Pour son nouveau long métrage, Stéphanie Di Giusto suit la vie de Rosalie (Nadia Tereszkiewicz), une jeune femme dans la France de 1870. Quoi de plus classique à une époque où les femmes mariées secondaient leurs époux dans les tâches quotidiennes, aux champs, avec le bétail ou, comme ici, dans un débit de boissons ! Mais ce n’est pas une jeune femme comme les autres, elle cache un secret : depuis sa naissance, son visage et son corps sont recouverts de poils. Elle est ce qu’on appelle alors une femme à barbe mais n’a jamais voulu devenir un vulgaire phénomène de foire, tant à la mode à l’époque. De peur d’être rejetée, elle a toujours été obligée de se raser. Jusqu’au jour où Abel (Benoît Magimel), un tenancier de café acculé par les dettes, l’épouse pour sa dot sans savoir son secret. Mais Rosalie veut être regardée comme une femme, désirée et aimée malgré sa différence, qu’elle ne veut plus cacher. Abel, de prime abord bourru et peu démonstratif, sera-t-il capable de l’aimer quand il découvrira la vérité ?
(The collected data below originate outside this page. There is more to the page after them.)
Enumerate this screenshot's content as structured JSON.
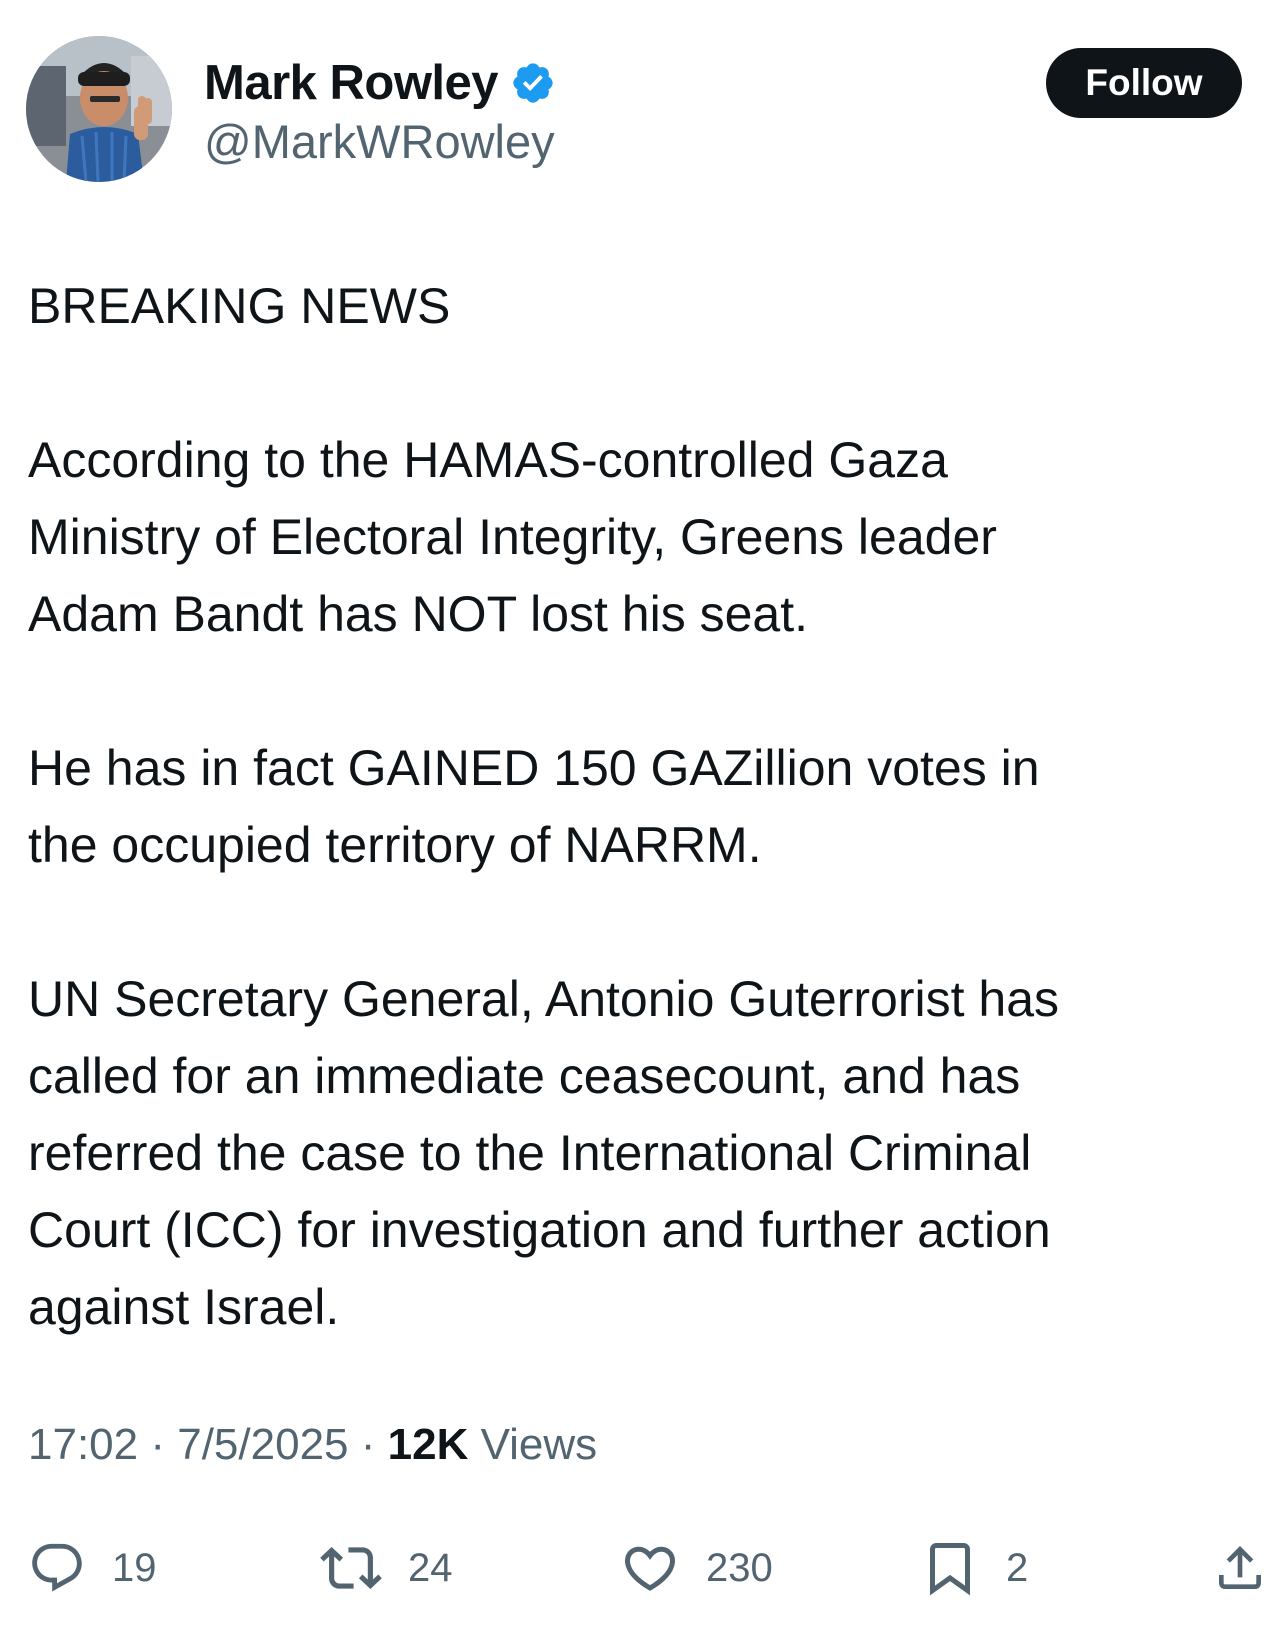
{
  "author": {
    "display_name": "Mark Rowley",
    "handle": "@MarkWRowley",
    "verified": true
  },
  "follow_label": "Follow",
  "tweet": {
    "paragraphs": [
      "BREAKING NEWS",
      "According to the HAMAS-controlled Gaza\nMinistry of Electoral Integrity, Greens leader\nAdam Bandt has NOT lost his seat.",
      "He has in fact GAINED 150 GAZillion votes in\nthe occupied territory of NARRM.",
      "UN Secretary General, Antonio Guterrorist has\ncalled for an immediate ceasecount, and has\nreferred the case to the International Criminal\nCourt (ICC) for investigation and further action\nagainst Israel."
    ]
  },
  "meta": {
    "time": "17:02",
    "separator": "·",
    "date": "7/5/2025",
    "views_count": "12K",
    "views_label": "Views"
  },
  "actions": {
    "replies": "19",
    "retweets": "24",
    "likes": "230",
    "bookmarks": "2"
  },
  "colors": {
    "text_primary": "#0f1419",
    "text_secondary": "#536471",
    "verified_blue": "#1d9bf0",
    "follow_bg": "#0f1419"
  },
  "icons": [
    "verified-badge-icon",
    "reply-icon",
    "retweet-icon",
    "like-icon",
    "bookmark-icon",
    "share-icon"
  ]
}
— Nadia Tereszkiewicz et Benoît Magimel – Rosalie
Copyright Marie-Camille Orlando – Trésor Films – Gaumont – LDRPII – Artémis Productions

Rosalie n’hésite pas à relever le défi qu’un client du bar lui lance et assume sa différence. Mais, dans une société conservatrice et très rigoriste, la critique est leste. Les bien-pensants ont tôt fait de stigmatiser les êtres différents et Rosalie court le risque d’éveiller les instincts de la meute. Subtilement, par un récit rondement mené, Stéphanie Di Giusto montre que la peur n’est pas toujours du côté où l’on penserait la déceler et Rosalie en prend très vite conscience dans la Bretagne de 1870 quand elle est vendue par son père (Gustave Kerven) à Abel, du double de son âge. Ce dernier, un honnête homme à une époque où les femmes ne comptaient pas pour grand-chose, n’a pas d’arrière-pensées tordues, simplement des dettes à rembourser à Barcelin (Benjamin Biolay), le propriétaire de l’usine locale qui règne en maître paternaliste et tyrannique dans cette bourgade. Mais une surprise de taille l’attend aux prémices de la nuit de noces : la jeune, belle, pieuse et délicate mariée souffre depuis la naissance d’un dérèglement hormonal, l’hirsutisme, qui la recouvre de poils, des ombres de barbe qu’elle rase chaque jour. Le rejet d’Abel est immédiat, nourri de gêne et de honte sociale, le regard de la communauté primant ses sentiments naissants. C’est le malheur de Rosalie qui, bravache, engage bientôt un pari avec un client de l’estaminet de gagner de l’argent pour la maisonnée et ainsi remplir le café déserté de curieux. Faisant venir le badaud, Rosalie veut aider son mari à redresser ses finances, mais ne pourra plus désormais mener une existence normale.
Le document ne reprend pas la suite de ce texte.